Two specific aims are proposed to test these hypotheses.
In Aim 1, the role of BMP4 in the early dental epithelium in tooth initiation will be defined by conditional knockout studies via the Cre/LoxP approach to achieve tissue-specific mutation of Bmp4 in the dental epithelium. This approach will also be used to delete the Bmpr-lA and Bmpr-IB genes in the dental epithelium to study if BMP4 acts intra-epithelially. Whether signaling of BMP4 to dental mesenchyme is essential for the acquisition of odontogenic potential in the mesenchyme will be tested by tissue recombination studies.
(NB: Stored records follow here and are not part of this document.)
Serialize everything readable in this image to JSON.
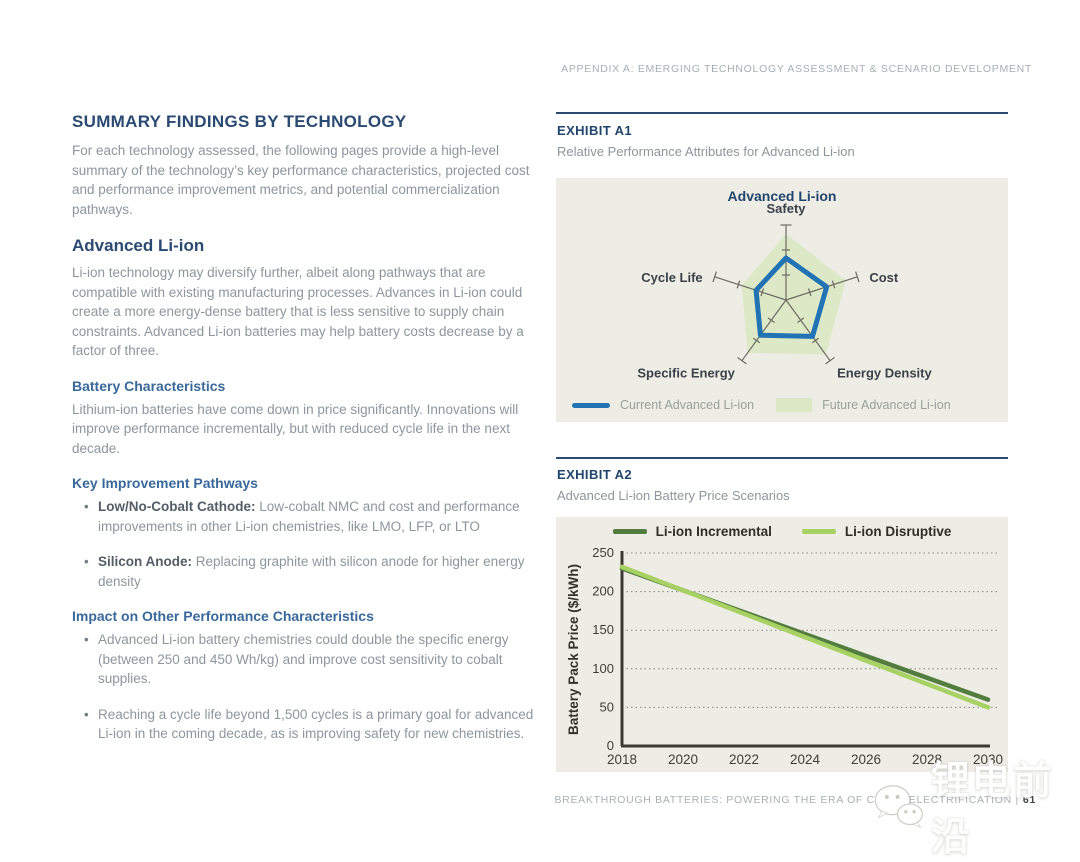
{
  "page": {
    "header": "APPENDIX A: EMERGING TECHNOLOGY ASSESSMENT & SCENARIO DEVELOPMENT",
    "footer_text": "BREAKTHROUGH BATTERIES: POWERING THE ERA OF CLEAN ELECTRIFICATION |",
    "page_number": "61",
    "watermark": "锂电前沿"
  },
  "left": {
    "title": "SUMMARY FINDINGS BY TECHNOLOGY",
    "intro": "For each technology assessed, the following pages provide a high-level summary of the technology’s key performance characteristics, projected cost and performance improvement metrics, and potential commercialization pathways.",
    "tech": {
      "title": "Advanced Li-ion",
      "body": "Li-ion technology may diversify further, albeit along pathways that are compatible with existing manufacturing processes. Advances in Li-ion could create a more energy-dense battery that is less sensitive to supply chain constraints. Advanced Li-ion batteries may help battery costs decrease by a factor of three."
    },
    "battery": {
      "heading": "Battery Characteristics",
      "body": "Lithium-ion batteries have come down in price significantly. Innovations will improve performance incrementally, but with reduced cycle life in the next decade."
    },
    "pathways": {
      "heading": "Key Improvement Pathways",
      "bullets": [
        {
          "lead": "Low/No-Cobalt Cathode:",
          "text": " Low-cobalt NMC and cost and performance improvements in other Li-ion chemistries, like LMO, LFP, or LTO"
        },
        {
          "lead": "Silicon Anode:",
          "text": " Replacing graphite with silicon anode for higher energy density"
        }
      ]
    },
    "impact": {
      "heading": "Impact on Other Performance Characteristics",
      "bullets": [
        {
          "text": "Advanced Li-ion battery chemistries could double the specific energy (between 250 and 450 Wh/kg) and improve cost sensitivity to cobalt supplies."
        },
        {
          "text": "Reaching a cycle life beyond 1,500 cycles is a primary goal for advanced Li-ion in the coming decade, as is improving safety for new chemistries."
        }
      ]
    }
  },
  "exhibits": {
    "a1": {
      "label": "EXHIBIT A1",
      "caption": "Relative Performance Attributes for Advanced Li-ion"
    },
    "a2": {
      "label": "EXHIBIT A2",
      "caption": "Advanced Li-ion Battery Price Scenarios"
    }
  },
  "chart_data": [
    {
      "type": "radar",
      "title": "Advanced Li-ion",
      "axes": [
        "Safety",
        "Cost",
        "Energy Density",
        "Specific Energy",
        "Cycle Life"
      ],
      "scale_max": 1.0,
      "legend_position": "bottom",
      "series": [
        {
          "name": "Future Advanced Li-ion",
          "style": "area",
          "color": "#dce8c5",
          "values": [
            0.88,
            0.84,
            0.9,
            0.87,
            0.62
          ]
        },
        {
          "name": "Current Advanced Li-ion",
          "style": "line",
          "color": "#2173b3",
          "values": [
            0.56,
            0.57,
            0.6,
            0.58,
            0.42
          ]
        }
      ]
    },
    {
      "type": "line",
      "title": "",
      "x": [
        2018,
        2030
      ],
      "xticks": [
        2018,
        2020,
        2022,
        2024,
        2026,
        2028,
        2030
      ],
      "yticks": [
        0,
        50,
        100,
        150,
        200,
        250
      ],
      "ylim": [
        0,
        250
      ],
      "xlabel": "",
      "ylabel": "Battery Pack Price ($/kWh)",
      "grid": "horizontal-dotted",
      "legend_position": "top",
      "series": [
        {
          "name": "Li-ion Incremental",
          "color": "#527d3f",
          "values": [
            230,
            60
          ]
        },
        {
          "name": "Li-ion Disruptive",
          "color": "#a8d163",
          "values": [
            232,
            50
          ]
        }
      ]
    }
  ]
}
Furthermore, whether Shh mediates Bmp4 activity in dental epithelium will be examined by conditional knockout and transgenic rescue experiments.
In Aim 2, if Wnt signaling acts as a critical component of the odontogenic potential in dental mesenchyme will be studied by disrupting Writ signaling pathway in tissues used for tissue recombination. This will be achieved by overexpressing Wnt antagonist sFrp3 in dental mesenchyme, and Dkk1 and a dominant negative form of Tcf in responding non-dental epithelia via microelectroporation and virus-mediated gene delivery. The potential role of Wnt5a in the induction of tooth formation by dental mesenchyme will also be tested. Lastly, whether different sFrps confer the different inductive properties to incisor and molar mesenchyme will be determined by virus-mediated gene overexpression and RNAi-mediated gene knock-down studies, together with tissue recombination and organ culture studies.